Does Edinburgh Festival Fringe, as one of the largest festivals of arts and culture in the world, fully reflect the UK’s cultural and demographic diversity?
This year, Sheba Arts offered three days of free accommodation in Edinburgh to eight female and non-binary performance artists and theatre makers from refugee and migrant backgrounds who could not afford to attend the festival otherwise. The call was made on the 26 July on social media and across our networks. We received emails and messages asking about the details of the offer. People asked if we could provide transport or travel expenses or allowances for food?
We would have liked to have been able to offer travel allowances for each individual but, as a small arts organisation with a very limited reserves, we were unable to offer support with transportation and food. As a result, only four artists made it to Edinburgh. They all have jobs and a steady income. This is something we will reflect upon in case we make this offer again.

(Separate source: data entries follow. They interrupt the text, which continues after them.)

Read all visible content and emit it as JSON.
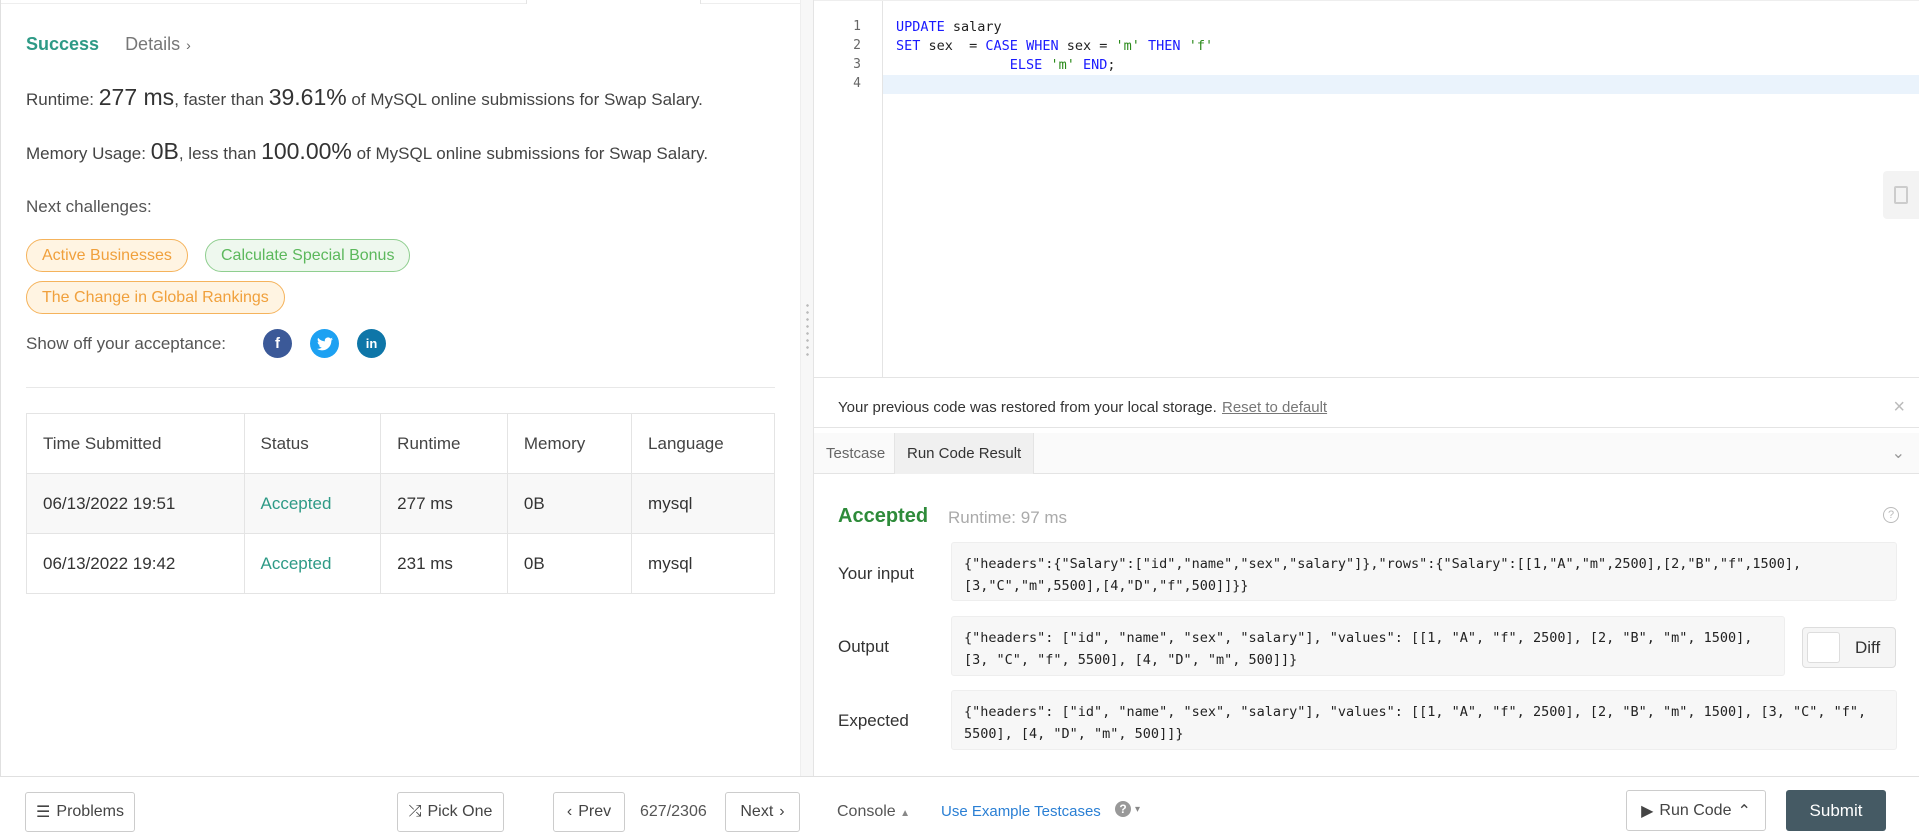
{
  "result": {
    "status": "Success",
    "details_label": "Details",
    "runtime_prefix": "Runtime: ",
    "runtime_value": "277 ms",
    "runtime_mid": ", faster than ",
    "runtime_pct": "39.61%",
    "runtime_suffix": " of MySQL online submissions for Swap Salary.",
    "memory_prefix": "Memory Usage: ",
    "memory_value": "0B",
    "memory_mid": ", less than ",
    "memory_pct": "100.00%",
    "memory_suffix": " of MySQL online submissions for Swap Salary."
  },
  "next_challenges": {
    "label": "Next challenges:",
    "items": [
      "Active Businesses",
      "Calculate Special Bonus",
      "The Change in Global Rankings"
    ]
  },
  "share": {
    "label": "Show off your acceptance:",
    "facebook": "f",
    "twitter": "t",
    "linkedin": "in"
  },
  "submissions": {
    "headers": [
      "Time Submitted",
      "Status",
      "Runtime",
      "Memory",
      "Language"
    ],
    "rows": [
      [
        "06/13/2022 19:51",
        "Accepted",
        "277 ms",
        "0B",
        "mysql"
      ],
      [
        "06/13/2022 19:42",
        "Accepted",
        "231 ms",
        "0B",
        "mysql"
      ]
    ]
  },
  "editor": {
    "line_numbers": [
      "1",
      "2",
      "3",
      "4"
    ]
  },
  "restore": {
    "text": "Your previous code was restored from your local storage.",
    "reset_label": "Reset to default",
    "close": "×"
  },
  "tabs": {
    "testcase": "Testcase",
    "result": "Run Code Result"
  },
  "run_result": {
    "status": "Accepted",
    "runtime": "Runtime: 97 ms",
    "help": "?",
    "input_label": "Your input",
    "input": "{\"headers\":{\"Salary\":[\"id\",\"name\",\"sex\",\"salary\"]},\"rows\":{\"Salary\":[[1,\"A\",\"m\",2500],[2,\"B\",\"f\",1500],[3,\"C\",\"m\",5500],[4,\"D\",\"f\",500]]}}",
    "output_label": "Output",
    "output": "{\"headers\": [\"id\", \"name\", \"sex\", \"salary\"], \"values\": [[1, \"A\", \"f\", 2500], [2, \"B\", \"m\", 1500], [3, \"C\", \"f\", 5500], [4, \"D\", \"m\", 500]]}",
    "expected_label": "Expected",
    "expected": "{\"headers\": [\"id\", \"name\", \"sex\", \"salary\"], \"values\": [[1, \"A\", \"f\", 2500], [2, \"B\", \"m\", 1500], [3, \"C\", \"f\", 5500], [4, \"D\", \"m\", 500]]}",
    "diff_label": "Diff"
  },
  "bottom": {
    "problems": "Problems",
    "pick_one": "Pick One",
    "prev": "Prev",
    "page": "627/2306",
    "next": "Next",
    "console": "Console",
    "example": "Use Example Testcases",
    "run": "Run Code",
    "submit": "Submit"
  },
  "colors": {
    "success": "#2e9a86",
    "accepted": "#2e8b3a",
    "submit_bg": "#455a64",
    "link": "#2a7fd4"
  }
}
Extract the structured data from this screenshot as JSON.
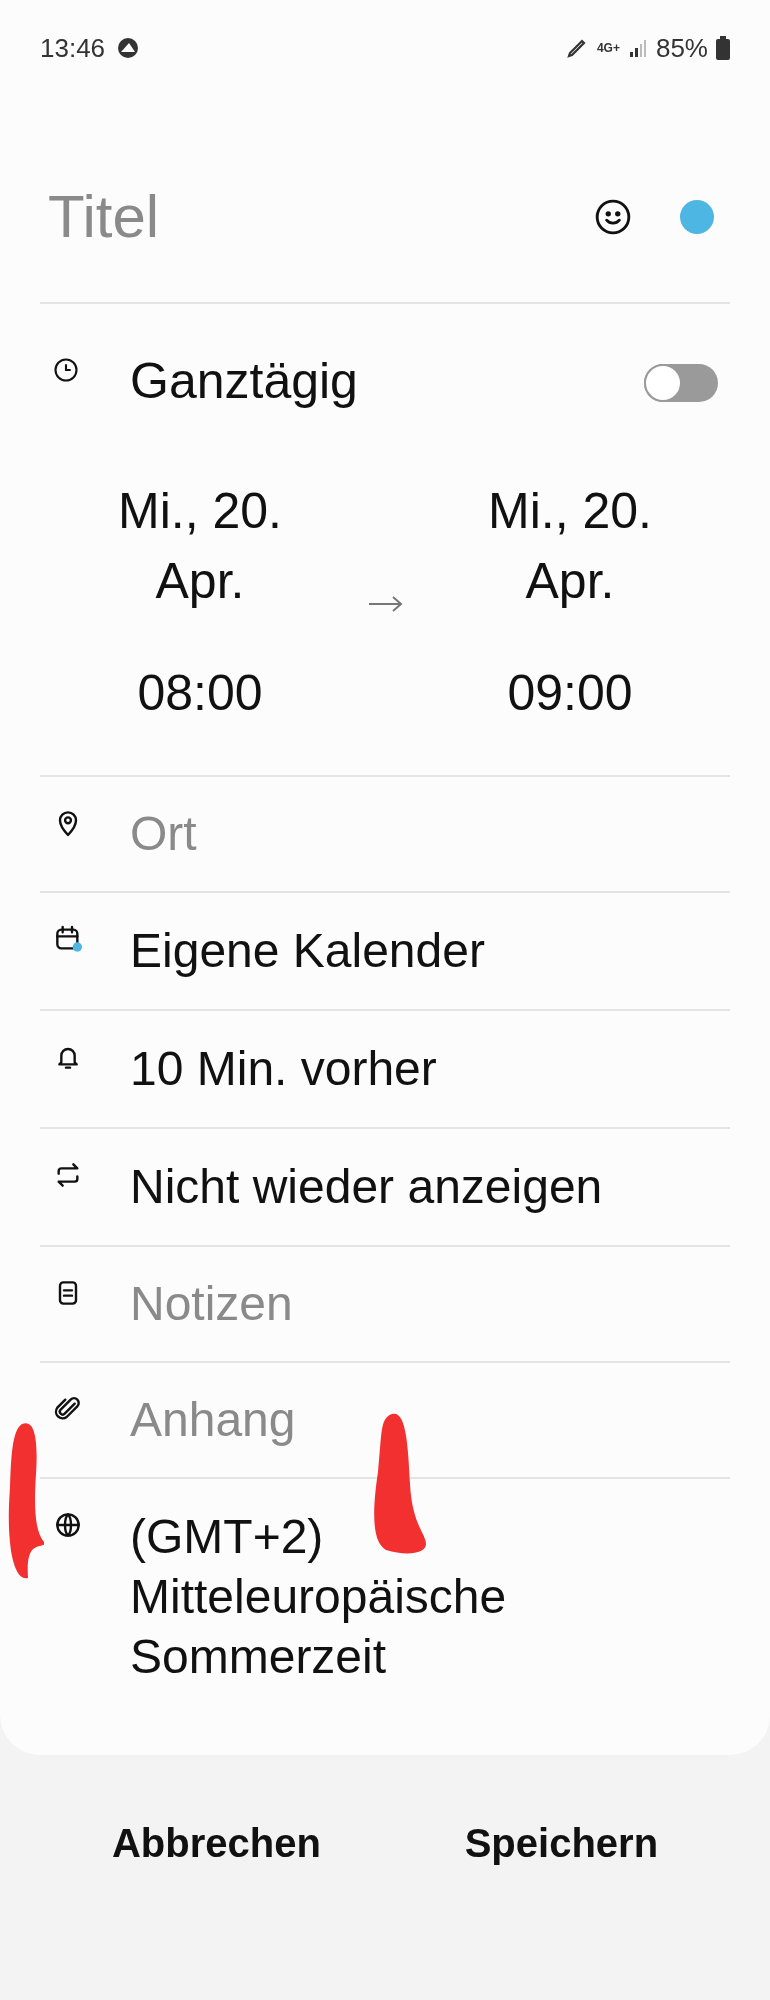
{
  "status_bar": {
    "time": "13:46",
    "battery": "85%",
    "network": "4G+"
  },
  "title": {
    "placeholder": "Titel",
    "color": "#4db6e2"
  },
  "all_day": {
    "label": "Ganztägig",
    "on": false
  },
  "start": {
    "date": "Mi., 20. Apr.",
    "time": "08:00"
  },
  "end": {
    "date": "Mi., 20. Apr.",
    "time": "09:00"
  },
  "rows": [
    {
      "kind": "field",
      "placeholder": "Ort"
    },
    {
      "kind": "value",
      "text": "Eigene Kalender"
    },
    {
      "kind": "value",
      "text": "10 Min. vorher"
    },
    {
      "kind": "value",
      "text": "Nicht wieder anzeigen"
    },
    {
      "kind": "field",
      "placeholder": "Notizen"
    },
    {
      "kind": "field",
      "placeholder": "Anhang"
    },
    {
      "kind": "value",
      "text": "(GMT+2) Mitteleuropäische Sommerzeit"
    }
  ],
  "buttons": [
    "Abbrechen",
    "Speichern"
  ]
}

I didn’t have a high expectation of the festival considering its re-emergence after two years of lockdown and with nearly twenty thousand daily cases of the virus still occurring. I had been to the festival in 2018-2019 and although I enjoyed it, the lack of diversity overshadowed that enjoyment.
During our stay, we managed to see a few international shows including The Princess Pyunggang by the Bibimbad Theatre from South Korea. A play about Korean culture and history shown through folk music, puppetry, and dance. It was inspiring and made me want to learn more about Korean history. I loved the performer's personalities, their dedication and effort.
Of course, we all know it’s not easy to take your show to Edinburgh. Yet the fact is that some 4500 performers make it there not just from the UK but from all parts of the world. So, there must be other reasons for this lack of diversity. On our last day in Edinburgh while walking on the Royal Mile, we bumped into a group of young black artists from Nottingham who had brought their show, The Conversation. The young director, Syania Shaharuddin and her team had this amazing idea: they displayed a map of the world for the passers-by to pin their location on the map (I understood it as your place of origin, so I pinned on my country of birth). Within an hour or so of holding that map, this is what the picture looked like!
In 2020, we hosted five seminars on different subjects including the lack of diversity in the arts, where practitioners from BAME, or Global Majority, discussed the issues in arts and culture (https://www.shebaarts.com/research-learning.html). Lack of resources and development opportunities for the Global Majority artists and grassroots arts organisations were considered the two devils that caused the sector not to grow equally. When I started to make theatre in 2017, as an emerging performer, I found the industry far from nurturing and that’s the main reason Sheba Arts came into existence.
During the pandemic, Arts Council England pushed the boat out and supported many Global Majority artists with R&D grants, including a few emerging theatre makers with whom we have a working relationship. However, the new changes in Grantium and the new application form, meant most of these artists were unable to apply for a second grant to tour their shows. Add to this the fact that venues closed their doors and the sum total was that the pandemic made it even harder to get into venues.
Regardless of the pandemic, it is my impression that Global Majority artists even the most established ones are generally advised not to go for bigger grants as, the advice goes, it reduces our chances of success. A few years back, I saw a fabulous one-white-person show at HOME which used 3D technology. The show toured to many places including LA, Australia and Edinburgh. During an online workshop with the artist a few weeks later, when I asked how much her show cost, she gave me the unbelievable figure of 270k. One can easily comprehend the reason why Global Majority artists can’t go very far if 270K is what it takes!
I am not sure if there are detailed statistics showing the number of theatre compamies or arts organisations that received grants during and immediately post-pandemic. However, according to Artsprofessional.co.uk, only 15% of Global Majority arts organisations across the UK received funding from the Cultural Recovery Fund. If true, this is disappointing. If the 15% statistic also applies to Manchester, then considering the fact that 33% of the Manchester population are non-white, this would be doubly disappointing.
‘These conversations have been happening since the 70s’ said one of our panellists in 2020. Well, I am not old enough to know about this and I was born in another country. But I feel there is an urgent need for change. The demand for change has become the driving force behind the growing cultural movement across the country that is asking for systemic change and I am hoping that by joining forces we will be able to create a more equitable and nurturing society.